Impact of Footnotes Adjustments and Forensic Accounting

In order to derive the true recurring cash flows, an accurate invested capital, and a real shareholder value, we made the following adjustments to TPC’s 2015 10-K:

Income Statement: we made $123 million of adjustments with a net effect of removing $34 million in non-operating expense (<1% of revenue). We removed $45 million related to non-operating income and $78 million related to non-operating expenses. See all the adjustments made to TPC’s income statement here.
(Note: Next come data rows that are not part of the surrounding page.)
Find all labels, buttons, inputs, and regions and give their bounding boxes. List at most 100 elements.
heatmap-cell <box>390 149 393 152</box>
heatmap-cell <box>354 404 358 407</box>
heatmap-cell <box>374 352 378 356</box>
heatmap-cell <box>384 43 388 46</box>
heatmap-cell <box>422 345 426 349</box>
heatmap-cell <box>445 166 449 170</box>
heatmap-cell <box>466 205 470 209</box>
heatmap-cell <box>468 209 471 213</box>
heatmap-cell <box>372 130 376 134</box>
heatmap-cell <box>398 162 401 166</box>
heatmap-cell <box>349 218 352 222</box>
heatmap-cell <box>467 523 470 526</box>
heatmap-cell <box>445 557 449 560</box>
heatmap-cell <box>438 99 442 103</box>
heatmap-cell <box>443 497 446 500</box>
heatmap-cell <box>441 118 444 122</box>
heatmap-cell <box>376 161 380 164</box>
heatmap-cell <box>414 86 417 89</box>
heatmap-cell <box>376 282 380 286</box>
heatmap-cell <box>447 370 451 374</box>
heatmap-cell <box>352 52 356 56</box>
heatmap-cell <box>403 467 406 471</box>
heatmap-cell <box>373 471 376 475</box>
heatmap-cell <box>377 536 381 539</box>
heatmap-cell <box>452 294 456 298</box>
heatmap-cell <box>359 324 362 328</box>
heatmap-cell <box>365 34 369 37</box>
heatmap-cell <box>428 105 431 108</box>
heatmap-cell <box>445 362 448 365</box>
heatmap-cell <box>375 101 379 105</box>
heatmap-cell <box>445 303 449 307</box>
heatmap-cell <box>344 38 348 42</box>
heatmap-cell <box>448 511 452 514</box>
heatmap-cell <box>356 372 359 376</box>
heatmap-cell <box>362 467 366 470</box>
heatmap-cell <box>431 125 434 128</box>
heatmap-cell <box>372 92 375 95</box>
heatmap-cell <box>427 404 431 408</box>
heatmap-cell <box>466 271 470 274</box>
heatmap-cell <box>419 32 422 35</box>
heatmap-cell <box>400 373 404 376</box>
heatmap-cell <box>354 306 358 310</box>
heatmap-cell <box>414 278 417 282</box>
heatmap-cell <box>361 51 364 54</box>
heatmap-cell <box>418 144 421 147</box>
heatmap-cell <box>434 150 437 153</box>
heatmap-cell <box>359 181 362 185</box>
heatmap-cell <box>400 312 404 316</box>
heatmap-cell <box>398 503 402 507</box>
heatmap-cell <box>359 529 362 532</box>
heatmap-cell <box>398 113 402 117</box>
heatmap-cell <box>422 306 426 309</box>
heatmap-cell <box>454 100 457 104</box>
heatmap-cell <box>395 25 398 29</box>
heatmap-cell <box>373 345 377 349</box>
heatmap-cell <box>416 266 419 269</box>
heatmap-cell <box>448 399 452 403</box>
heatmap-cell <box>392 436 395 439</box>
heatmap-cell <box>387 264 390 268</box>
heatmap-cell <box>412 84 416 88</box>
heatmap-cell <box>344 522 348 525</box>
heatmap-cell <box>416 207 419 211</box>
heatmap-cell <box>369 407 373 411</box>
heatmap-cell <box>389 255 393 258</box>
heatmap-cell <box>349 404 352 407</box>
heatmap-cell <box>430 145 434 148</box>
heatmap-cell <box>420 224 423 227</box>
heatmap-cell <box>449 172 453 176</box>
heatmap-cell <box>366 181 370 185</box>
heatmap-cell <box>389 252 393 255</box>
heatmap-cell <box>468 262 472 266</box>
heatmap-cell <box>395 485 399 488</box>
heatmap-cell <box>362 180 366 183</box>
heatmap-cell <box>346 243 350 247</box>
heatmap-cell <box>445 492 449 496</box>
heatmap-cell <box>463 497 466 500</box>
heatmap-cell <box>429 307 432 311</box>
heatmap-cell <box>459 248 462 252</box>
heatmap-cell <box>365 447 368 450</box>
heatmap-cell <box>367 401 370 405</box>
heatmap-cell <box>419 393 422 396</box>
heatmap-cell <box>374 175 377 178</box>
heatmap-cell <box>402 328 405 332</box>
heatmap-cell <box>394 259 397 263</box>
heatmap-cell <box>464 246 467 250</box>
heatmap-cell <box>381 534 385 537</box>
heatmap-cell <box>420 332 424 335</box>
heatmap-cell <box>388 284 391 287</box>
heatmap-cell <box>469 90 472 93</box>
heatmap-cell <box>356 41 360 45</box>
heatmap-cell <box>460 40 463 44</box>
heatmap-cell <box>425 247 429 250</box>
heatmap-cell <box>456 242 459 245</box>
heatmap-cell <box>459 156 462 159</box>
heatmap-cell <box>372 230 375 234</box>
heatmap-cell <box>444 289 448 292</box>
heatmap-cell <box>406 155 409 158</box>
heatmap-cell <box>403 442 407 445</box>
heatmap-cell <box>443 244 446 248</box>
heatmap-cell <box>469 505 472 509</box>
Balance Sheet: we made $1 billion of adjustments to calculate invested capital with a net increase of $758 million. The most notable adjustment was $643 million (25% of reported net assets) related to asset write-downs. See all adjustments to TPC’s balance sheet here.
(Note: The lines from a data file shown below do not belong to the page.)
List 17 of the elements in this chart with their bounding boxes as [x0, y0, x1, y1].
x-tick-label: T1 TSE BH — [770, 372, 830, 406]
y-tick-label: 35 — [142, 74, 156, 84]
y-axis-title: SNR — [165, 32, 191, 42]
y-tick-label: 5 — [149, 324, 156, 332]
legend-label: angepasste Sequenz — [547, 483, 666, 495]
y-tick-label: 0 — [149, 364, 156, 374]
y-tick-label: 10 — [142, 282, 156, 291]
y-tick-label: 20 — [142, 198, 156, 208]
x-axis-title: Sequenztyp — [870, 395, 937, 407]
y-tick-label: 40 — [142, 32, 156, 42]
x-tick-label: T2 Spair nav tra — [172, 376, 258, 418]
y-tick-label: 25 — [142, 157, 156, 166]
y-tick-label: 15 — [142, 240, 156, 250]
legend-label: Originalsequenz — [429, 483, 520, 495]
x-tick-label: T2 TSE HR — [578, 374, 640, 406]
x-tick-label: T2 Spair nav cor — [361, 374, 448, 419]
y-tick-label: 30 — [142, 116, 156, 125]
Valuation: we made $1.2 billion of adjustments with a net effect of decreasing shareholder value by $1.2 billion. There were no adjustments that increased shareholder value. Apart from total debt, which includes $90 million in off-balance-sheet operating leases, the most notable adjustment was $258 million related to deferred tax liabilities. This adjustment represents 19% of TPC’s market cap.

Dangerous Funds That Hold TPC

The following funds receive our Dangerous-or-worse rating and allocate significantly to Tutor Perini.

  1. Towle Deep Value Fund (TDVFX) – 4.3% allocation and Very Dangerous rating.
  2. CWC Small Cap Aggressive Value Fund (CWCIX) – 3.1% allocation and Very Dangerous rating.
  3. Hotchkis & Wiley Small Cap Value Fund (HWSAX) – 2.9% allocation and Very Dangerous rating.
  4. ClearBridge Small Cap Value Fund (SBVAX) – 2.2% allocation and Very Dangerous rating.

This article originally published here on December 12, 2016.

Disclosure: David Trainer, Kyle Guske II, and Kyle Martone receive no compensation to write about any specific stock, style, or theme.